The resulting energy of the tune is sustained within the push-pull of the time signatures: the drums are steady but seem to push the other instruments, which in turn seem to drag the tempo. This is not the same thing as playing ahead of or behind the beat. It is, in fact, a difference of measure, which term should be read literally: it takes the horns longer to get back to the top of their phrase than it does the drums.

Once the vocals come in, however, the group coalesces into a collective 2/4, following the drums instead of the horns. The guitar, percussion, and organ, in the meantime, opt for a 4/4, bridging the gap between the drums and the other instruments.

If this is math, it is also rhythm. The fact that it can be quantified does not disqualify the energy and emotion it provides and amplifies. Rather, it confirms the energy and emotion, and one additional absolute truth: music does not exist outside of time.

Energies: Time

The first step towards defining new criteria for craft 1 is to establish the criteria of composition.

Context provides meaning. Much in the way a composition’s key determines its note-relations, its time signature determines its feel. This latter determination is where things get interesting for me as a drummer.

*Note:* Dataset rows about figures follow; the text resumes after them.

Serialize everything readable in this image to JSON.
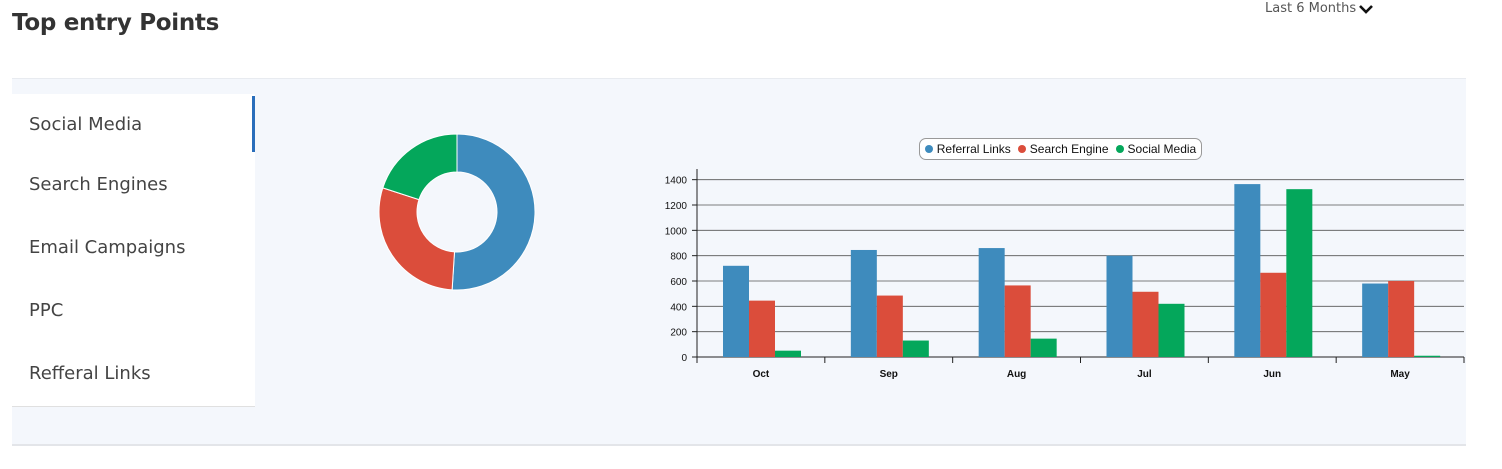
{
  "header": {
    "title": "Top entry Points",
    "period_label": "Last 6 Months"
  },
  "menu": {
    "items": [
      {
        "label": "Social Media",
        "active": true
      },
      {
        "label": "Search Engines",
        "active": false
      },
      {
        "label": "Email Campaigns",
        "active": false
      },
      {
        "label": "PPC",
        "active": false
      },
      {
        "label": "Refferal Links",
        "active": false
      }
    ]
  },
  "colors": {
    "referral": "#3e8bbd",
    "search": "#db4d3b",
    "social": "#04a75b",
    "active_indicator": "#2a6ebb"
  },
  "chart_data": [
    {
      "type": "pie",
      "variant": "donut",
      "slices": [
        {
          "series": "Referral Links",
          "value": 0.51,
          "color": "#3e8bbd"
        },
        {
          "series": "Search Engine",
          "value": 0.29,
          "color": "#db4d3b"
        },
        {
          "series": "Social Media",
          "value": 0.2,
          "color": "#04a75b"
        }
      ]
    },
    {
      "type": "bar",
      "categories": [
        "Oct",
        "Sep",
        "Aug",
        "Jul",
        "Jun",
        "May"
      ],
      "series": [
        {
          "name": "Referral Links",
          "color": "#3e8bbd",
          "values": [
            720,
            845,
            860,
            800,
            1365,
            580
          ]
        },
        {
          "name": "Search Engine",
          "color": "#db4d3b",
          "values": [
            445,
            485,
            565,
            515,
            665,
            600
          ]
        },
        {
          "name": "Social Media",
          "color": "#04a75b",
          "values": [
            50,
            130,
            145,
            420,
            1325,
            10
          ]
        }
      ],
      "ylim": [
        0,
        1500
      ],
      "yticks": [
        0,
        200,
        400,
        600,
        800,
        1000,
        1200,
        1400
      ],
      "grid": true,
      "legend": "top-center"
    }
  ]
}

Hayden Carruth, in an essay on writing poetry in syllabics, sums up the situation most tidily: if a poetic line is bound to a specified number of syllables, it is, within that limitation, free to contain any number of stresses, any meter, any number of words, as long as it conforms to the syllabic proscription.

So it is, more or less, with time signatures. If one is drumming in 4/4 time, the only limitation is that the measure is derived from 4 equally distributed quarter notes. Within this measure, one can play any combination of notes on any part of the kit, bearing in mind that in any event, one must start over in a total of 4 beats.

This is rhythm.


  1. I continue to sweat the term craft because I believe it to be a generally-accepted term whose use describes the favorable degree of a piece of music’s  energy generation, distribution, and sustainment.

Energies (A Brief Adumbrative Interlude for J.R.)

Our writing equipment takes part in the forming of our thoughts.
— Friedrich Nietzsche

Musical performance is, in every case, a bodying forth of energy. Though it might rely on electrical or electronic means, it is, at bottom, a physical act. We do it with our hands, our limbs, our voices — at some point or other, we bring the sound into existence.

Though taken out of context (he was talking about working on a typewriter as opposed to writing everything out longhand), I think Nietzsche’s remark describes the condition under which music is played.

For example, I play a drum kit, not hand percussion or any other percussion instruments. I have at my usual disposal a snare drum, a kick drum, two rack toms, a hi-hat, two crash cymbals, and two ride cymbals. I strike these items with sticks, except for the hi-hat and kick, which are pedal-driven (or both struck and pedal-driven in the hi-hat’s case).
All the noises I make are derived from a combination of my body and the preceding array. Therefore, I can, within the limits of my mind, strength, and dexterity, strike any combination of these items simultaneously or in succession, in any order, at any volume. On the other hand, I can refrain from striking any or all of them as I see fit. The subsequent fitness results from my choices.

Those choices are guided by the energy at my disposal, from my personal fitness, the sounds of my drum kit, and the fitness and sounds of my collaborators. Collectively, the energy will be, by definition, greater than its contributing parts. If we are to remain humble and effective in the face of music, we must keep this result in mind at all times: no single collaborative expression is more important than any other.